A data catalog is a collaborative workspace for diverse data users to navigate through the data ecosystem in an enterprise. A data catalog helps users search, discover, understand, and trust data assets in an organization. Data assets include tables, views, columns, BI dashboards, classifications, ETL logs, SQL queries, and notebooks, etc.
Traditionally data catalogs existed as just a unified repository of metadata from all data sources and tools in an organization. Modern data catalogs don’t just collect and store, they activate metadata and bring it back into the daily workflows of data teams.
Gartner defines data catalogs as tools capable of,
“automating various aspects of data cataloging, including metadata discovery, ingestion, translation, enrichment, and creation of semantic relationships between metadata.”

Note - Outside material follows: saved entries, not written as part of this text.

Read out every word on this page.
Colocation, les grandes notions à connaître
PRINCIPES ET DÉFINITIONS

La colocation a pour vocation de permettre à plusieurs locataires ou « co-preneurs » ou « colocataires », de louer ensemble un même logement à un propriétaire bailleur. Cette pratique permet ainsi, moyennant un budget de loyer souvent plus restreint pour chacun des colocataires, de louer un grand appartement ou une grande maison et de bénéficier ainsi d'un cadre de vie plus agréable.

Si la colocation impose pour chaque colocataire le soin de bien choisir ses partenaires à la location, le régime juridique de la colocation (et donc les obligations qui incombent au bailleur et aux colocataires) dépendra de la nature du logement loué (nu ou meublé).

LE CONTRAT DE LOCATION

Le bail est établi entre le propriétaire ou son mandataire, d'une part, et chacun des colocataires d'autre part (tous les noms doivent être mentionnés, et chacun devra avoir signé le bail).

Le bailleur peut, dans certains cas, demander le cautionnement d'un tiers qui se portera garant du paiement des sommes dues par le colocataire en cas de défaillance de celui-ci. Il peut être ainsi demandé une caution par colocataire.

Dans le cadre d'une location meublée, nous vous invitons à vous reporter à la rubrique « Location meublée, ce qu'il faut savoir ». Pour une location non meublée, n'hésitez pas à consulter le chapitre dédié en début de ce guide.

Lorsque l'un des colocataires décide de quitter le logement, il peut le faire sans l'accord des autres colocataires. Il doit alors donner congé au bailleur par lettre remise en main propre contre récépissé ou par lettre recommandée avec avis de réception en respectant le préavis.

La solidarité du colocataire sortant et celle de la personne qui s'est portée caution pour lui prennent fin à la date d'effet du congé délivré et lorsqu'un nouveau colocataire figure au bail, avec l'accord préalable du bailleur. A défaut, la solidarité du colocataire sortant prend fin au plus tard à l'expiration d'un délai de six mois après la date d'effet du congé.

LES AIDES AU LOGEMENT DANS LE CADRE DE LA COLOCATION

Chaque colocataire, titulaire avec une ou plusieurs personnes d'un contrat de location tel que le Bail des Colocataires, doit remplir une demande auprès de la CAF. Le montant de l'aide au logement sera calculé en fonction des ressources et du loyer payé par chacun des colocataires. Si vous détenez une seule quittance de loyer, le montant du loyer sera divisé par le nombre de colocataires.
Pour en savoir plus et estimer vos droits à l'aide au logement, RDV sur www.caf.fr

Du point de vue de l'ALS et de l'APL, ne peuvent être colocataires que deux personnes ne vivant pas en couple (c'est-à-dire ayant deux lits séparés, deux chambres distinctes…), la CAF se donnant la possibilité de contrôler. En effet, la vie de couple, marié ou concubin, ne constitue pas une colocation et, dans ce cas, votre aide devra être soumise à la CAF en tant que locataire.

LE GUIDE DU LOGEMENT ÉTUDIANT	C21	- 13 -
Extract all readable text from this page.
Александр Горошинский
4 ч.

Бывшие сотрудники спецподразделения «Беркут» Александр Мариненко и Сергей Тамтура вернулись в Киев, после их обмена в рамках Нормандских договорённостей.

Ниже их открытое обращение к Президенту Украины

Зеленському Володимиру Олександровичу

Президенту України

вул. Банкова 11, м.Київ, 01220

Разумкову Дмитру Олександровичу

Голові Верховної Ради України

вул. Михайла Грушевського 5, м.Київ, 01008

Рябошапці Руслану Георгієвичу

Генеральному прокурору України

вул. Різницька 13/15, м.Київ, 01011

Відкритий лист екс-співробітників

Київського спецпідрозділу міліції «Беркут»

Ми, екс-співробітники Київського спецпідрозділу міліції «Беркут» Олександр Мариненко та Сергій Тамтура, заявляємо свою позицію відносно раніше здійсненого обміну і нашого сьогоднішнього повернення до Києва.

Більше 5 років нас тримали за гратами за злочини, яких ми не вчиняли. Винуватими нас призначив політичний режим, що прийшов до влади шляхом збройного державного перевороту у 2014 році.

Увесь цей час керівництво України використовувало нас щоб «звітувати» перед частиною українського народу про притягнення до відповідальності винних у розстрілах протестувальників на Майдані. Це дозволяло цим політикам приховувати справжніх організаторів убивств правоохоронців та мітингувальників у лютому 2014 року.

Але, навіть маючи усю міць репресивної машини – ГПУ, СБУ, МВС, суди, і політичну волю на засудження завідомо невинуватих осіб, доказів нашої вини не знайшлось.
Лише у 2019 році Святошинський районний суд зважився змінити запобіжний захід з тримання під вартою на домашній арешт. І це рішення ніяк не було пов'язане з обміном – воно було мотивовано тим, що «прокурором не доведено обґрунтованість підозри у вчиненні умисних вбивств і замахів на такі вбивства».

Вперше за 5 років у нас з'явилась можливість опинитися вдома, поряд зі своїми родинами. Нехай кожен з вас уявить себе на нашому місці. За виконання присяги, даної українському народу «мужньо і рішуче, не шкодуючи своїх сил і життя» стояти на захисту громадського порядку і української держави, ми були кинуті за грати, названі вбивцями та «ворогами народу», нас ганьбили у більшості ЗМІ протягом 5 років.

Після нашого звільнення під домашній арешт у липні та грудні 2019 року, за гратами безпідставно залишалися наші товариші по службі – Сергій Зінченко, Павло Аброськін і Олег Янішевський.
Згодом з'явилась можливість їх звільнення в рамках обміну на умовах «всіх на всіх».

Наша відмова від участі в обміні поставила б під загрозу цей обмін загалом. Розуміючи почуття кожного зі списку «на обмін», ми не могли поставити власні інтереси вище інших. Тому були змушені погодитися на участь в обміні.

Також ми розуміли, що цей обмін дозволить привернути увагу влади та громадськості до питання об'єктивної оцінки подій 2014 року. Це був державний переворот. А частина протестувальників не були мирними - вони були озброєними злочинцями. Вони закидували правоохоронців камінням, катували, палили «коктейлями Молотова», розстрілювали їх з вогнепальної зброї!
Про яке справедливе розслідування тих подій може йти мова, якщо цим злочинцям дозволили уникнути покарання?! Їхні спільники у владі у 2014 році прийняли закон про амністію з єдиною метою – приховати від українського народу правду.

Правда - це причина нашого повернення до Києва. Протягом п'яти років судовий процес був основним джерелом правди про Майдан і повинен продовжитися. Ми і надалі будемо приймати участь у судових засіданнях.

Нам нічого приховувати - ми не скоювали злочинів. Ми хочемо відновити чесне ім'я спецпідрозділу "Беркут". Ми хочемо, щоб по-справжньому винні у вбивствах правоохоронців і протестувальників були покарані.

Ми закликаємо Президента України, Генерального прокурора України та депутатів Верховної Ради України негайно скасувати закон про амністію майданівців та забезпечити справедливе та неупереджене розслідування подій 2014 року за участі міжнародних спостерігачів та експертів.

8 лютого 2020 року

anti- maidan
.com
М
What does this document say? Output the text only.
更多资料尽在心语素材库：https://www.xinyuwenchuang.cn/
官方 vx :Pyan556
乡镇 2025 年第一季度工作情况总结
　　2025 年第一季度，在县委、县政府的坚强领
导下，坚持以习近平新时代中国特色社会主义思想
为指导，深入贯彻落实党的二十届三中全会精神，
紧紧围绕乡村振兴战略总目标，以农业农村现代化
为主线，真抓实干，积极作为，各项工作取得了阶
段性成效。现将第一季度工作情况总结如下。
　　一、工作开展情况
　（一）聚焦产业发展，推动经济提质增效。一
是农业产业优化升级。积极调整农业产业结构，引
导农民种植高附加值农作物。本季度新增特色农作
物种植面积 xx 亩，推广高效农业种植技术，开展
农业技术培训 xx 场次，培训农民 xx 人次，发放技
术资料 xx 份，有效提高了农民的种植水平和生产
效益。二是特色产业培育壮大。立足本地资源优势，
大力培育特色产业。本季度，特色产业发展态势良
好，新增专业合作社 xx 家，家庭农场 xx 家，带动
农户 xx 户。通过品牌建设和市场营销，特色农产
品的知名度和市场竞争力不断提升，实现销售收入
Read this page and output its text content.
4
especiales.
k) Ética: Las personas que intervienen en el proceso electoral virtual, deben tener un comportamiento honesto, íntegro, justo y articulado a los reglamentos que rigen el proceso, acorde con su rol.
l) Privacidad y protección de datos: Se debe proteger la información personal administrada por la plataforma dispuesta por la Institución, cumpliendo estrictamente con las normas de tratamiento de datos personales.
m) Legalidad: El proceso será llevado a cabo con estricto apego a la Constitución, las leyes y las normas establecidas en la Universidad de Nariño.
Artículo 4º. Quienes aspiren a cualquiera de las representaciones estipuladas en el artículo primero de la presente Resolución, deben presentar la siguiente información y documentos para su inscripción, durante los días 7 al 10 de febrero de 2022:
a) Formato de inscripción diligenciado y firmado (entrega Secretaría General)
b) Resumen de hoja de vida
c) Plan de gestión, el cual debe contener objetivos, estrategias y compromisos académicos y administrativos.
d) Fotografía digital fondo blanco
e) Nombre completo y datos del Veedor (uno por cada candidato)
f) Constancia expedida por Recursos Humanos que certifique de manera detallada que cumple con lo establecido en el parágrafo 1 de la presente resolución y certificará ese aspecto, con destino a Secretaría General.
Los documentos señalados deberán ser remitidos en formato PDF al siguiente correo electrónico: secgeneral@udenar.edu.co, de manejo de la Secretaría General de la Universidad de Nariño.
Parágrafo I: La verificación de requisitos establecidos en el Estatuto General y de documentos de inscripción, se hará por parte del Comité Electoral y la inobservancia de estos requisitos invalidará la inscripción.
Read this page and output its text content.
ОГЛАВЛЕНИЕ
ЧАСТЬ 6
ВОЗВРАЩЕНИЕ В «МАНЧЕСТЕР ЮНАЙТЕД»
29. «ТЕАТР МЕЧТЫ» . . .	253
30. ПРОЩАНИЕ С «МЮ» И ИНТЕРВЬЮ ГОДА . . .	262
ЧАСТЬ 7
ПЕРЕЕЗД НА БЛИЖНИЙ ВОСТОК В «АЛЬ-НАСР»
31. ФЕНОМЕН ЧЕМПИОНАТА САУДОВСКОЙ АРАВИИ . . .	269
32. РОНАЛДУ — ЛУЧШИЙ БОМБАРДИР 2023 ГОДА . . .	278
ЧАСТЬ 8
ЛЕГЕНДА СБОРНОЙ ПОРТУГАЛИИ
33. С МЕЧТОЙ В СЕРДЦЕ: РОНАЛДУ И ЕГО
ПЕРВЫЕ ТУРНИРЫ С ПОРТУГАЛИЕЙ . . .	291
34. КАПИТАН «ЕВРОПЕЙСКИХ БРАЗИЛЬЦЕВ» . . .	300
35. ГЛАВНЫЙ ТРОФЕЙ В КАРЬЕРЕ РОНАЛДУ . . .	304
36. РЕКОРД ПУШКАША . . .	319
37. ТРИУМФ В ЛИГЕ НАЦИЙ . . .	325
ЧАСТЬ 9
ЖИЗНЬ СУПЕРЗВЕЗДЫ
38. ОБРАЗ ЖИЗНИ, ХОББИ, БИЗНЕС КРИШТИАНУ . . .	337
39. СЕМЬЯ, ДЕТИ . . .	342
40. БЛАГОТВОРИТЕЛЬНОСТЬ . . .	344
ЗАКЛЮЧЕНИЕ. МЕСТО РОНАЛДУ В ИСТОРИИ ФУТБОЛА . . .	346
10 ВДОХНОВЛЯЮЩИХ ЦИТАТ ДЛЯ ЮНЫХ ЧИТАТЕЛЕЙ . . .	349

Read on to know more about:
- Importance of a data catalog
- Components of a data catalog
- Use cases of a data catalog
- Evolution of data catalogs
- Types of data catalog
- How to evaluate data catalog
Understand the Defining Attributes of Third-Generation Data Catalogs
Importance of a data catalog
A modern data catalog helps people find, understand, trust, and use data. Here are some ways a data catalog lays the foundation for data democratization and data enablement in your organization:
- Enabling quick & easy discovery of relevant data
- Giving visibility with a 360-degree profile of a data asset
- Ability to trace, track and trust data
- Provision of workspace & integrations to collaborate with peers on data
- Flexibility to codify governance policies into daily workflows
- Ensuring compliance with granular access control and propagation of policies
- Being the base that enables the implementation of DataOps practices
Data engineers need detailed telemetry and logical data of the data environment to make the right trade-offs to architect and build data-driven applications and address data flow and performance, which is why they need enterprise data catalogs for the DataOps environment to understand and activate data. ~ Forrester, Enterprise Data Catalogs for DataOps, Q2 2022
What is a data catalog and why do data teams use them?
Components of a data catalog
- Data search and discovery: A search experience as intuitive as searching for information or things to buy online. Replete with recommendations, trust signals and filtering capabilities
- Business glossary: A business glossary including critical data elements such as definitions, categories, usages, owner details, and other information that add context to a data asset
- Data lineage: Automated visual lineage to trace the flow of data and the transformations it undergoes throughout its lifecycle
- Collaboration: A workspace that weaves into the daily workflows of data teams seamlessly, to simplify data sharing and monitor access requests
- Data governance: Ability to setup workflows for granular controls to restrict access based on role, asset type, classification, and more
- Integrations: Native or API powered integrations with all key components and tooling across the data stack
We discuss each component in detail below:
Data discovery and search
Our search experience has fundamentally changed thanks to Google, Amazon, Netflix, Uber, et al. If you go on to buy a t-shirt online, you’ll laugh incredulously if 3.4 billion results are thrown at you randomly. You expect the most relevant results for you on top, also you are cognizant that something relevant for you may not be relevant for your son — your experiences will be different.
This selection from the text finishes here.